SEATTLE – Chaos reigned around baseball on the final day of the regular season Sunday.
From the Mariners’ perspective, all that really mattered was this: The Cleveland Guardians secured the American League Central title Sunday afternoon and will host division rivals the Detroit Tigers in a best-of-three AL Wild Card Series starting Tuesday.
The Mariners will play the winner of the Tigers-Guardians series in the American League Division Series, with Game 1 scheduled for Saturday at T-Mobile Park.
MLB won’t schedule times for the ALDS until after the Wild Card Series is complete.
On July 8, the Guardians trailed the Tigers by 151/2 games in the AL Central. Cleveland closed out the season with a 47-26 record to chase down the Tigers and complete a historic comeback, capped by Brayan Rocchio’s walkoff, three-run home run to beat the Texas Rangers in the 10th inning Sunday.
The Tigers lost at Boston, 4-3, on Sunday to lock in the No. 6 seed in the AL. On July 8, Detroit owned the best record in MLB at 59-34; since then, the Tigers are 28-41.
The Mariners went 4-2 against both the Tigers and Guardians this season. The Mariners, having secured their first AL West title in 24 years, have five days off to prepare for the ALDS.
“We want to win a World Series,” M’s catcher Cal Raleigh said Sunday afternoon. “I think the attitude in the room is, we’re very happy with where we’re at and achieving something we’ve never done before. But at the same time, we’re hungry. We still want more. The jobs not finished – (that) kind of mentality, because we’re not just happy to be here.”
Kershaw steals spotlight in finale
For what was a rather meaningless Sunday afternoon for both teams, Game 162 still featured several memorable moments.
The Dodgers defeated the Mariners, 6-1, to conclude the regular season and complete a sweep of a three-game series that carried very little significance for two teams playing mostly in cruise control as they simply tried to stay healthy and sharp for the upcoming playoffs.
Watching Clayton Kershaw, though, was pretty darn cool.
Kershaw, in the final regular-season start of his illustrious career, walked off the mound to a standing ovation from a sold-out crowd of 45,658 at T-Mobile Park.
Earlier this month, the 37-year-old Kershaw announced he was retiring at the end of this season, his 18th with the Dodgers.
Kershaw is a future first-ballot Hall of Famer – one of the greatest left-handed pitchers of all-time – and he was feted with the reception he deserved after striking out Eugenio Suárez for the first out of the sixth inning.
Kershaw stuck the baseball in his back pocket as a keepsake.

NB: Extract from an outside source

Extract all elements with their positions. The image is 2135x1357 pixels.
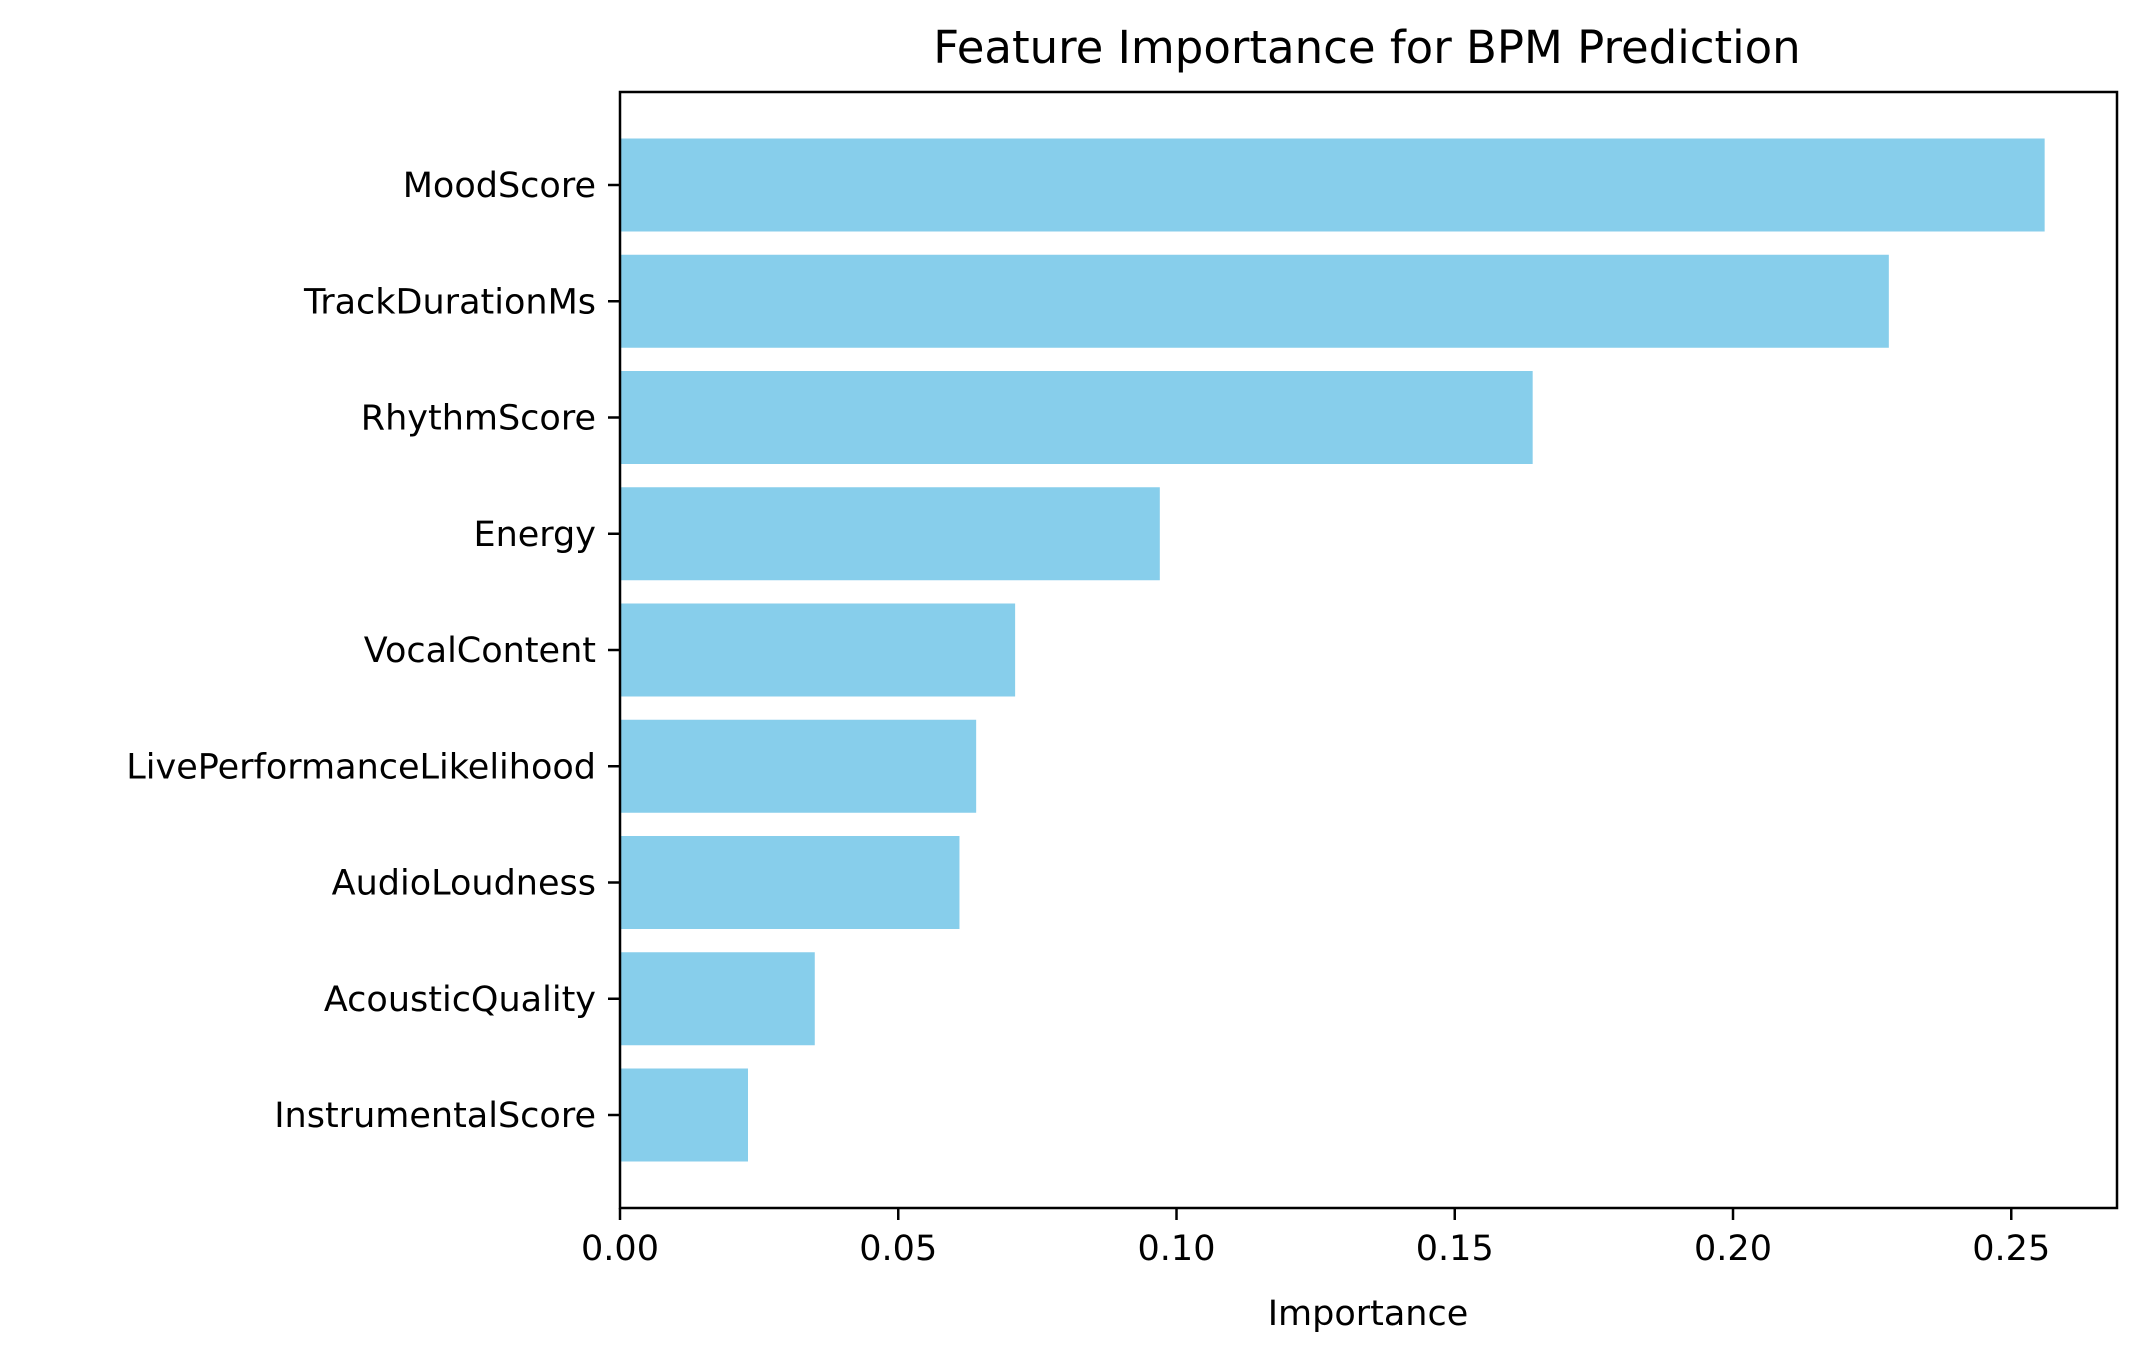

Dodgers first baseman Freddie Freeman then emerged from the dugout, surprising Kershaw at the mound with a hug and then making a call to the bullpen.
Kershaw took off his hat to acknowledge the standing ovation from the crowd.
Kershaw scattered four hits over 5 1/3 scoreless innings, with one walk and seven strikeouts.
About 10 minutes later, Shohei Ohtani got the many Dodgers fans in attendance on their feet again when he hammered an 0-2 fastball from Gabe Speier 412 feet out to center field.
It was Ohtani’s 55th home run of the season, passing his own Dodgers single-season record of 54 from 2024, prompting “MVP!” chants from Dodgers fans.
A separate “MVP!” chant had broken out earlier in the game when Raleigh stepped in to face Kershaw. Raleigh was 0 for 2 with a walk, but he singled in his final plate appearance off Landon Knack and then received a standing ovation when he was lifted for a pinch runner.
Raleigh finished the season with 60 home runs, becoming the first Mariners player to lead MLB in homers.
Bryce Miller pitched four innings for the Mariners, allowing two-run home runs to Hyeseong Kim and Freeman in back-to-back innings.
Miller, who missed half the season because of bone spurs in his pitching elbow, will likely be asked to move to the bullpen during the playoffs, and he said he’s willing to do that if that’s what the team needs.
“If I know it’s one inning, I’ll just go full launch, just let it rip,” he said.
Both teams had already secured their division titles before the series began, and their seedings for their league playoffs were largely locked in, too, which made the past three games mostly anti-climactic.
NOTES
• The Mariners finished with a 51-30 record at home this season.
• In their 81 home games, the Mariners drew a total of 2,537,817, averaging 31,331. That total figure is behind the 2024 total: 2,555,813.